Dr Gordon Finlayson, the author of Habermas, A very short introduction has an interesting project he is working on about the nature of immanent criticism. The project is entitled "What is immanent criticism/critique? Why should social criticism be immanent?" In his book he has the following comments concerning Habermas and immanent criticism:
". . . like Horkheimer and Adorno before him, Habermas employs the method of immanent criticism. One can also call it internal, as opposed to external criticism. The critical theorists think this approach derives from Hegel and Marx. In some respects it is closer to the Socratic mode of argumentation, which assumes the position of the interlocutor, for the sake of argument, without actually endorsing it, in order to point out its incoherence and untruth. Whatever its origins, the critical theorists aim to criticize an object - a conception of society or a work of philosophy - on its own terms, and not on the basis of values or standards that transcend it, in order to bring its untruth to light." (Haberams, AVS, p. 9, emphasis retained).

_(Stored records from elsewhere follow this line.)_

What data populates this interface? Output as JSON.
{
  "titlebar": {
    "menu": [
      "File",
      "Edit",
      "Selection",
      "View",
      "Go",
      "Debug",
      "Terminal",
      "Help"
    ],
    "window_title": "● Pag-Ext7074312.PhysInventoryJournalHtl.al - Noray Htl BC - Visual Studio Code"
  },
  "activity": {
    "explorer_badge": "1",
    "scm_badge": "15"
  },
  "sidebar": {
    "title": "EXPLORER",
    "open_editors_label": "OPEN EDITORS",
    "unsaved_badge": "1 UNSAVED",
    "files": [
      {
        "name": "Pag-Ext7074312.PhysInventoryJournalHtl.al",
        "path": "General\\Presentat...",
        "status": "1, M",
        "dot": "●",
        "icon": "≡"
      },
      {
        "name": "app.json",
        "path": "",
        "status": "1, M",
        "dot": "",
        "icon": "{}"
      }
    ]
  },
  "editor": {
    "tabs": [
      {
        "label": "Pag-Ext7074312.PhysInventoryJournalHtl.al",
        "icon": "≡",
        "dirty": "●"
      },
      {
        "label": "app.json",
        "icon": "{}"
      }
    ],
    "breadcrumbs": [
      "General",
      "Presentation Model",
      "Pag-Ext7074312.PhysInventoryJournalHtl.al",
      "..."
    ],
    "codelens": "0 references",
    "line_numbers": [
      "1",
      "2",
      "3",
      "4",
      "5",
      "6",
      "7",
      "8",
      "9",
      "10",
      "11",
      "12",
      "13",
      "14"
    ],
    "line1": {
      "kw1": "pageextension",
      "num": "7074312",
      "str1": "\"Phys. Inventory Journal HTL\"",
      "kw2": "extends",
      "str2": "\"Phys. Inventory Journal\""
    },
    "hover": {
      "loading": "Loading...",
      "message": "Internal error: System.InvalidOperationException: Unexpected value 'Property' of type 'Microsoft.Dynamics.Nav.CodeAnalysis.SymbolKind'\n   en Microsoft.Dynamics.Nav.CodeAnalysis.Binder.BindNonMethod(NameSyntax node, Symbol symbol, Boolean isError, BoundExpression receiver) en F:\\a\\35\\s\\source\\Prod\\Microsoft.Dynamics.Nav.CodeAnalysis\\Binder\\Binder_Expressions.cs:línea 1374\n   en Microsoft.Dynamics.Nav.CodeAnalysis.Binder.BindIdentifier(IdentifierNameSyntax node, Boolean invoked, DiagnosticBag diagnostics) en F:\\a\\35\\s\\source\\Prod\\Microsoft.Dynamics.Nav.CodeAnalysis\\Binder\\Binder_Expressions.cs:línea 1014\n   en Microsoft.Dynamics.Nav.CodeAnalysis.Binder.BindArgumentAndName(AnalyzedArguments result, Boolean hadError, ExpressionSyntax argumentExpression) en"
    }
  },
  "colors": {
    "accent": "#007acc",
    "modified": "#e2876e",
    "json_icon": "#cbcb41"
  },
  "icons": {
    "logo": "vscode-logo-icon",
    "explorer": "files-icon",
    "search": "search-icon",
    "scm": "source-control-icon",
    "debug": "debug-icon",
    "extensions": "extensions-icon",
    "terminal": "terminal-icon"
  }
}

I believe Finlayson here confuses immanent criticism with internal criticism and considers them synonyms. In fact they are not synonyms. Immanent criticism can include both internal and external criticism and is opposed not to external criticism but to transcendent criticism. Habermas' approach is not an internal criticism it is rather an immanent criticism and does not exclude external criticism. This is crucial difference between Habermas' approach and Gadamer's approach (for example). Immanent criticism in Habermasian context means that the basis of critique must be inthe actual rational practices and is not to be derived from any other source which is located beyond these practices. However for Habermas these immanent practices provide us resources to go beyond them from "within" without appealing to any transcendent. Thus immanent criticism is very closed linked to Habermas' project of ‘transcendence from within.’